Gary Cohn, former US National Economic Council Director, discusses the normalization of the Fed cycle, the compounding effect of inflation, and why people feel bad despite a good economy. They also explore factors influencing economic sentiment, analyze economic data and tax cuts, and discuss the impact of 2017 tax cuts on the US economy, including misconceptions. Additionally, they delve into the potential implementation of a tariff wall and the significance of the electoral process.
Gary Cohn highlights the need to return to a more normal economic state with positive yield curves and risk premiums.

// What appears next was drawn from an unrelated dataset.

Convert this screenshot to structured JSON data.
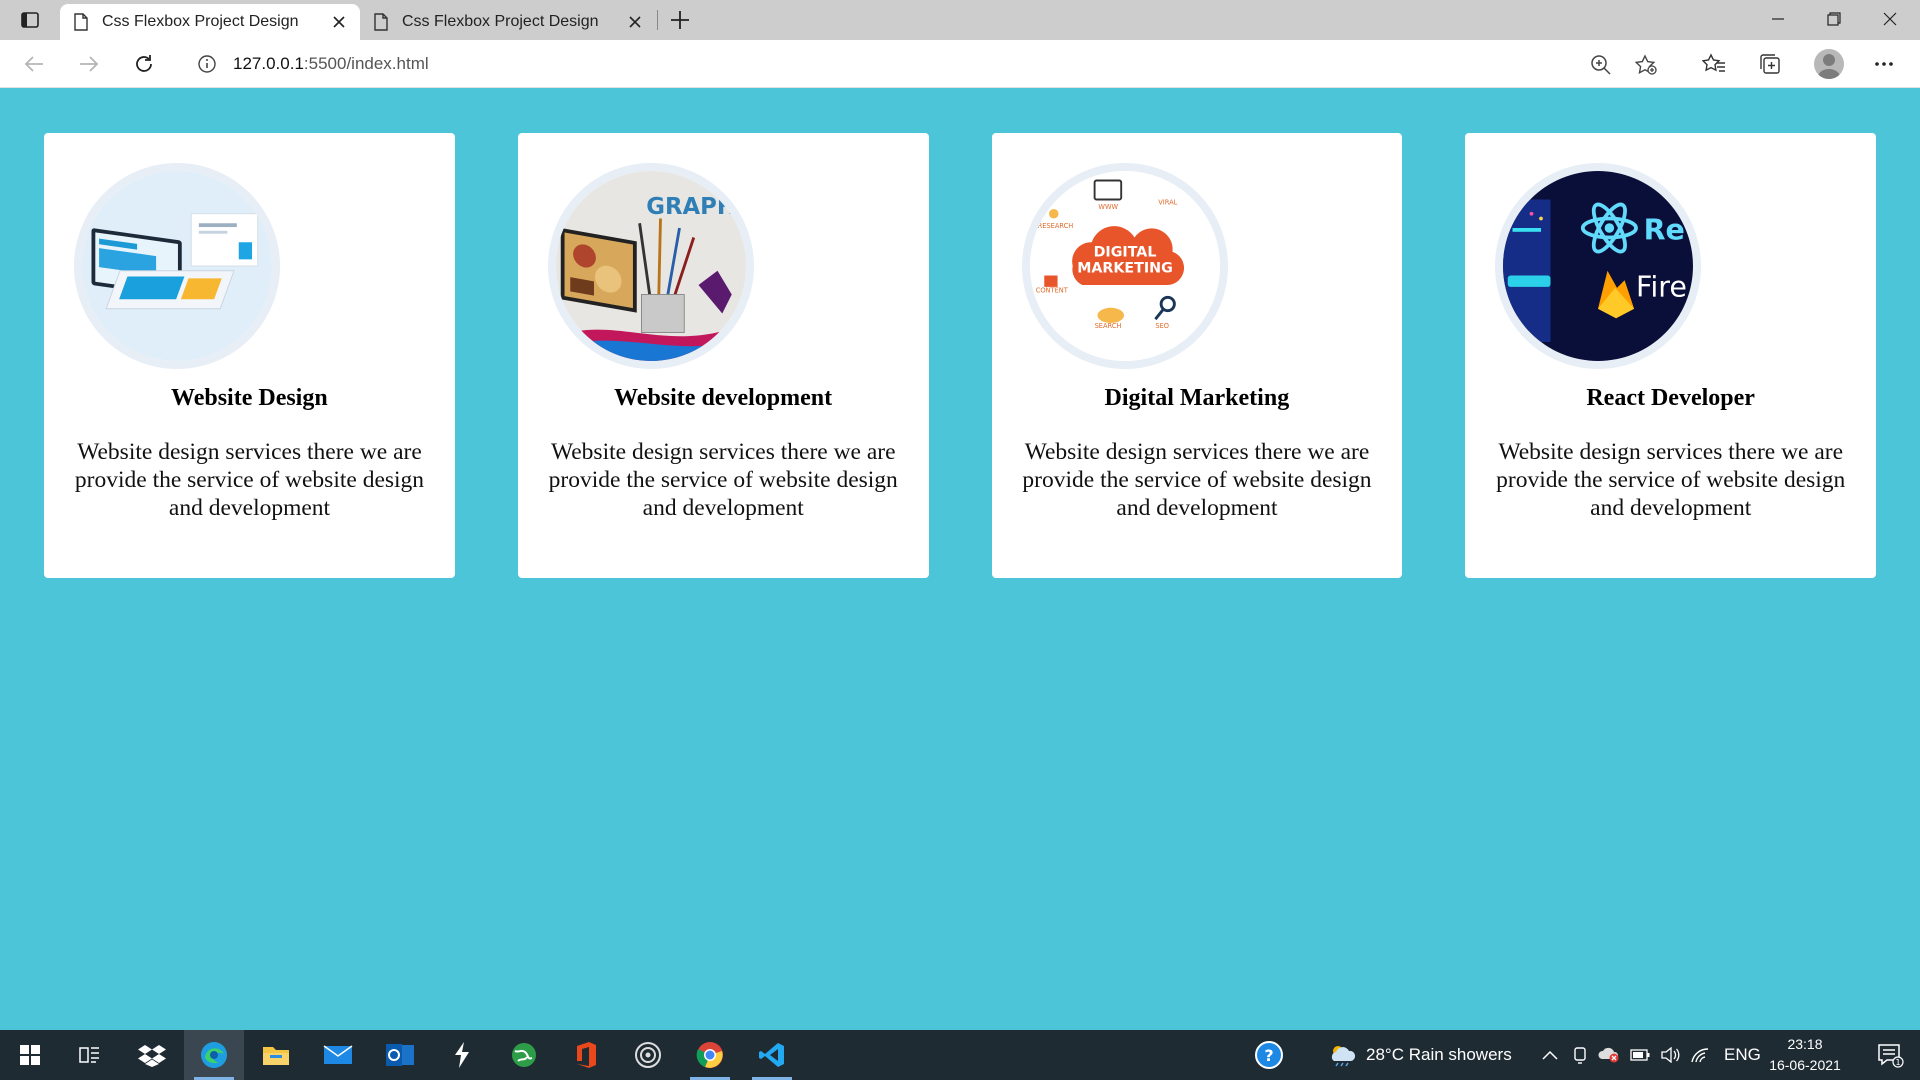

Cohn emphasizes the impact of inflation on consumer psychology, urging consideration of its compounding effects on purchasing power and debt.
Deep dives
The Need to Return to Normal
The podcast episode discusses the importance of returning to normalcy in the United States economy after a period of abnormal monetary policies. The guest speaker, Gary Cohn, reflects on the pre-2008 financial crisis era when the Federal Reserve meetings did not dominate financial markets. He emphasizes that the current prolonged zero interest rate policy has led to increased risk-taking behavior as investors search for higher returns. Cohn believes that the country is now at the beginning of a transition back to a more normal economic state, characterized by positive yield curves and risk premiums.

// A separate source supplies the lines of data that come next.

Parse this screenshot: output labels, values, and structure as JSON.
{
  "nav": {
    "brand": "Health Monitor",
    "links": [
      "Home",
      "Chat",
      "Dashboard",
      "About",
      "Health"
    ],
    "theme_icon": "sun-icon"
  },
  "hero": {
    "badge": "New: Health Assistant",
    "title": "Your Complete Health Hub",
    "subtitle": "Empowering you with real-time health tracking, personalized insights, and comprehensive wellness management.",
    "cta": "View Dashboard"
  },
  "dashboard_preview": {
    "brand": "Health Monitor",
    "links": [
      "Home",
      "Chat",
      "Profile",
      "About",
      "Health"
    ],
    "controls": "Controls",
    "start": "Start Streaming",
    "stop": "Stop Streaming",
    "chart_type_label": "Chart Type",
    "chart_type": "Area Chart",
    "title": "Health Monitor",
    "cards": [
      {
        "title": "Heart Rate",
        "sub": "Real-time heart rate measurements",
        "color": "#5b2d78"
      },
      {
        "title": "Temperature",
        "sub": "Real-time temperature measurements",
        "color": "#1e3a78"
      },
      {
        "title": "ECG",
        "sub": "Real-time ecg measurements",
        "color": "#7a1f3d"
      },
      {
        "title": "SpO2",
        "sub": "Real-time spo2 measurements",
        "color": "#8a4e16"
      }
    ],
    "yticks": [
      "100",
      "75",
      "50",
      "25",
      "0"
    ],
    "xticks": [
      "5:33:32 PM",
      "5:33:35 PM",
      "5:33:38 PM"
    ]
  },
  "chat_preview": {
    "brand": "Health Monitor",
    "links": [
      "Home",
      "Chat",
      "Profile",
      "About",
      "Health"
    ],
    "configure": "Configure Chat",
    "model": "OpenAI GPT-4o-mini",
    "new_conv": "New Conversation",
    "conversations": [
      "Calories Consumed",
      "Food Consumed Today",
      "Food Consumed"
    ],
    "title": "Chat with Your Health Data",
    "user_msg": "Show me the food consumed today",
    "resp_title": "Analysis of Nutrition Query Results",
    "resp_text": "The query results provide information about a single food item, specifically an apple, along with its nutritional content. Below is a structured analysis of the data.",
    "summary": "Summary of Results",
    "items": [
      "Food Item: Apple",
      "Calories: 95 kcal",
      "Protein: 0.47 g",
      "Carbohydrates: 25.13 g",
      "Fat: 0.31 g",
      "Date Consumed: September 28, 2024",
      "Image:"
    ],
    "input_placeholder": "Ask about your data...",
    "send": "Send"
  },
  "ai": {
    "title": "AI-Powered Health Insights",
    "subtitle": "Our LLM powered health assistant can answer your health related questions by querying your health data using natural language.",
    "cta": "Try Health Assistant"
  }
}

The Impact of Inflation and Consumer Behavior
The episode highlights the impact of inflation on consumer psychology and behavior. Cohn explains that due to the compounding effect of inflation, consumers feel a significant increase in the price of goods over time. This, coupled with the fact that people are working harder and taking on more jobs, leads to concerns about purchasing power. Although wages may currently exceed inflation, Cohn cautions that the long-term effects on consumer debt and purchasing power need to be considered.

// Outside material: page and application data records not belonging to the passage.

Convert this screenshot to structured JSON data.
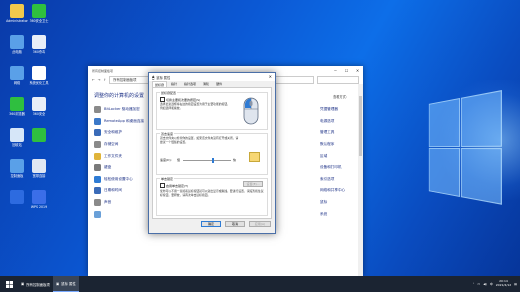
{
  "desktop": {
    "icons": [
      {
        "label": "Administrator",
        "icon": "user-folder-icon",
        "color": "#f2c94c"
      },
      {
        "label": "360安全卫士",
        "icon": "shield-icon",
        "color": "#2fbf3f"
      },
      {
        "label": "此电脑",
        "icon": "computer-icon",
        "color": "#5aa0e8"
      },
      {
        "label": "360杀毒",
        "icon": "antivirus-icon",
        "color": "#e8eef8"
      },
      {
        "label": "网络",
        "icon": "network-icon",
        "color": "#5aa0e8"
      },
      {
        "label": "系统优化工具",
        "icon": "document-icon",
        "color": "#ffffff"
      },
      {
        "label": "360浏览器",
        "icon": "browser-icon",
        "color": "#2fbf3f"
      },
      {
        "label": "360安全",
        "icon": "safe-icon",
        "color": "#e8eef8"
      },
      {
        "label": "回收站",
        "icon": "recycle-bin-icon",
        "color": "#d6e6f8"
      },
      {
        "label": "",
        "icon": "ie-icon",
        "color": "#2fbf3f"
      },
      {
        "label": "控制面板",
        "icon": "control-panel-icon",
        "color": "#5aa0e8"
      },
      {
        "label": "宽带连接",
        "icon": "broadband-icon",
        "color": "#dfe7f3"
      },
      {
        "label": "",
        "icon": "sogou-icon",
        "color": "#2d6be0"
      },
      {
        "label": "WPS 2019",
        "icon": "wps-icon",
        "color": "#3b6ee8"
      }
    ]
  },
  "control_panel": {
    "title": "所有控制面板项",
    "address": "所有控制面板项",
    "heading": "调整你的计算机的设置",
    "view_by": "查看方式：",
    "items": [
      {
        "label": "BitLocker 驱动器加密",
        "color": "#8a8a8a"
      },
      {
        "label": "RemoteApp 和桌面连接",
        "color": "#3b78c8"
      },
      {
        "label": "安全和维护",
        "color": "#3a6bb8"
      },
      {
        "label": "存储空间",
        "color": "#8a8a8a"
      },
      {
        "label": "工作文件夹",
        "color": "#e0b43a"
      },
      {
        "label": "键盘",
        "color": "#7a7a7a"
      },
      {
        "label": "轻松使用设置中心",
        "color": "#2e7bd4"
      },
      {
        "label": "日期和时间",
        "color": "#3a6bb8"
      },
      {
        "label": "声音",
        "color": "#8a8a8a"
      },
      {
        "label": "",
        "color": "#6aa0d8"
      }
    ],
    "right_column": [
      "凭据管理器",
      "电源选项",
      "管理工具",
      "默认程序",
      "区域",
      "设备和打印机",
      "索引选项",
      "网络和共享中心",
      "鼠标",
      "系统"
    ]
  },
  "mouse_dialog": {
    "title": "鼠标 属性",
    "tabs": [
      "鼠标键",
      "指针",
      "指针选项",
      "滑轮",
      "硬件"
    ],
    "active_tab": 0,
    "group1": {
      "label": "鼠标键配置",
      "checkbox": "切换主要和次要的按钮(S)",
      "desc": "选择此复选框将右边的按钮设置为用于主要功能的按钮，例如选择和拖放。"
    },
    "group2": {
      "label": "双击速度",
      "desc": "双击文件夹以检查你的设置。如果该文件夹没有打开或关闭，请尝试一个慢些的设置。",
      "speed_label": "速度(D):",
      "slow": "慢",
      "fast": "快",
      "speed_value": 0.62
    },
    "group3": {
      "label": "单击锁定",
      "checkbox": "启用单击锁定(T)",
      "settings_button": "设置(E)...",
      "desc": "使你可以不用一直按着鼠标按钮就可以突出显示或拖拽。要进行设置，请短暂按住鼠标按钮。要释放，请再次单击鼠标按钮。"
    },
    "buttons": {
      "ok": "确定",
      "cancel": "取消",
      "apply": "应用(A)"
    }
  },
  "taskbar": {
    "apps": [
      {
        "label": "所有控制面板项",
        "icon": "control-panel-icon",
        "active": false
      },
      {
        "label": "鼠标 属性",
        "icon": "mouse-icon",
        "active": true
      }
    ],
    "time": "20:14",
    "date": "2021/4/12",
    "ime": "中"
  }
}
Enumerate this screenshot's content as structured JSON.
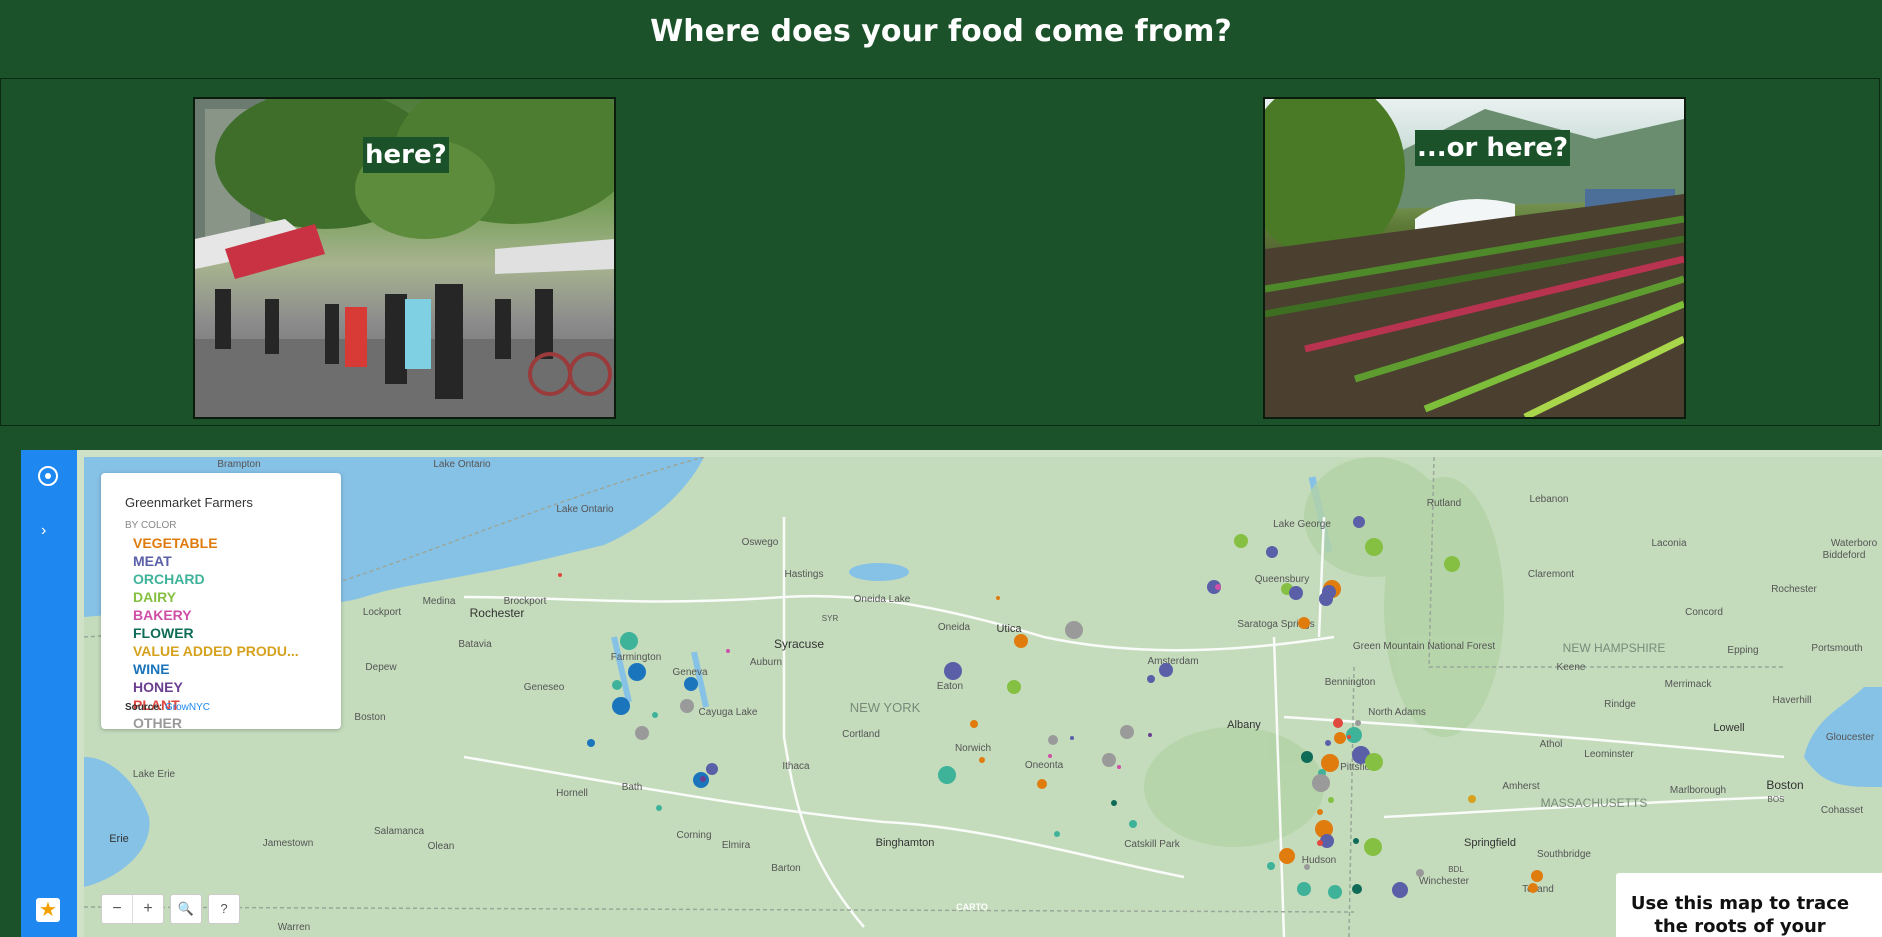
{
  "page": {
    "title": "Where does your food come from?"
  },
  "photos": [
    {
      "caption": "here?"
    },
    {
      "caption": "...or here?"
    }
  ],
  "legend": {
    "title": "Greenmarket Farmers",
    "subtitle": "BY COLOR",
    "categories": [
      {
        "label": "VEGETABLE",
        "color": "#e07b0e"
      },
      {
        "label": "MEAT",
        "color": "#5a5fa8"
      },
      {
        "label": "ORCHARD",
        "color": "#3eb39a"
      },
      {
        "label": "DAIRY",
        "color": "#86c043"
      },
      {
        "label": "BAKERY",
        "color": "#d04fa7"
      },
      {
        "label": "FLOWER",
        "color": "#0e6b57"
      },
      {
        "label": "VALUE ADDED PRODU...",
        "color": "#d6a21e"
      },
      {
        "label": "WINE",
        "color": "#1b75bc"
      },
      {
        "label": "HONEY",
        "color": "#6a3f8f"
      },
      {
        "label": "PLANT",
        "color": "#e0483e"
      },
      {
        "label": "OTHER",
        "color": "#9a9a9a"
      }
    ],
    "source_label": "Source:",
    "source_link": "GrowNYC"
  },
  "map": {
    "labels": {
      "ontario_top": "Lake Ontario",
      "ontario": "Lake Ontario",
      "oswego": "Oswego",
      "hastings": "Hastings",
      "rochester": "Rochester",
      "brockport": "Brockport",
      "medina": "Medina",
      "lockport": "Lockport",
      "batavia": "Batavia",
      "geneseo": "Geneseo",
      "depew": "Depew",
      "farmington": "Farmington",
      "geneva": "Geneva",
      "auburn": "Auburn",
      "syracuse": "Syracuse",
      "oneida_lake": "Oneida Lake",
      "oneida": "Oneida",
      "utica": "Utica",
      "syr": "SYR",
      "newyork": "NEW YORK",
      "cayuga": "Cayuga Lake",
      "ithaca": "Ithaca",
      "cortland": "Cortland",
      "eaton": "Eaton",
      "norwich": "Norwich",
      "oneonta": "Oneonta",
      "amsterdam": "Amsterdam",
      "albany": "Albany",
      "saratoga": "Saratoga Springs",
      "queensbury": "Queensbury",
      "lakegeorge": "Lake George",
      "rutland": "Rutland",
      "lebanon": "Lebanon",
      "laconia": "Laconia",
      "waterboro": "Waterboro",
      "biddeford": "Biddeford",
      "claremont": "Claremont",
      "rochester_nh": "Rochester",
      "concord": "Concord",
      "newhampshire": "NEW HAMPSHIRE",
      "keene": "Keene",
      "epping": "Epping",
      "portsmouth": "Portsmouth",
      "greenmtn": "Green Mountain National Forest",
      "bennington": "Bennington",
      "northadams": "North Adams",
      "merrimack": "Merrimack",
      "haverhill": "Haverhill",
      "rindge": "Rindge",
      "lowell": "Lowell",
      "athol": "Athol",
      "leominster": "Leominster",
      "gloucester": "Gloucester",
      "pittsfield": "Pittsfield",
      "amherst": "Amherst",
      "massachusetts": "MASSACHUSETTS",
      "marlborough": "Marlborough",
      "boston": "Boston",
      "bos": "BOS",
      "cohasset": "Cohasset",
      "springfield": "Springfield",
      "southbridge": "Southbridge",
      "winchester": "Winchester",
      "tolland": "Tolland",
      "bdl": "BDL",
      "hudson": "Hudson",
      "catskill": "Catskill Park",
      "binghamton": "Binghamton",
      "elmira": "Elmira",
      "corning": "Corning",
      "barton": "Barton",
      "hornell": "Hornell",
      "bath": "Bath",
      "salamanca": "Salamanca",
      "olean": "Olean",
      "jamestown": "Jamestown",
      "lakeerie": "Lake Erie",
      "erie": "Erie",
      "warren": "Warren",
      "boston_ny": "Boston",
      "brampton": "Brampton",
      "carto": "CARTO"
    }
  },
  "map_controls": {
    "zoom_out": "−",
    "zoom_in": "+",
    "search": "🔍",
    "help": "?"
  },
  "info_card": {
    "text": "Use this map to trace the roots of your fave"
  }
}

The Importance of Tax Cuts and Tariffs
Cohn discusses the significance of the 2017 tax cuts and their positive effects on the economy. He credits the tax cuts for facilitating the repatriation of foreign money and spurring manufacturing growth in the United States. Additionally, Cohn emphasizes that the tax cuts provided real disposable income to hardworking individuals, contrary to the belief that they would result in a recession. He also acknowledges the potential impact of tariffs as a government revenue source but cautions that discussions on their implementation and expiration need careful consideration.
IBM Vice Chairman and former US National Economic Council Director under the Trump administration Gary Cohn says the Fed cycle is finally becoming more normal. Speaking to Bloomberg Surveillance host Jonathan Ferro, Lisa Abramowicz, and Annmarie Hordern, Cohn adds US consumers partly feel bad though because of the peculiar compounding effect of inflation.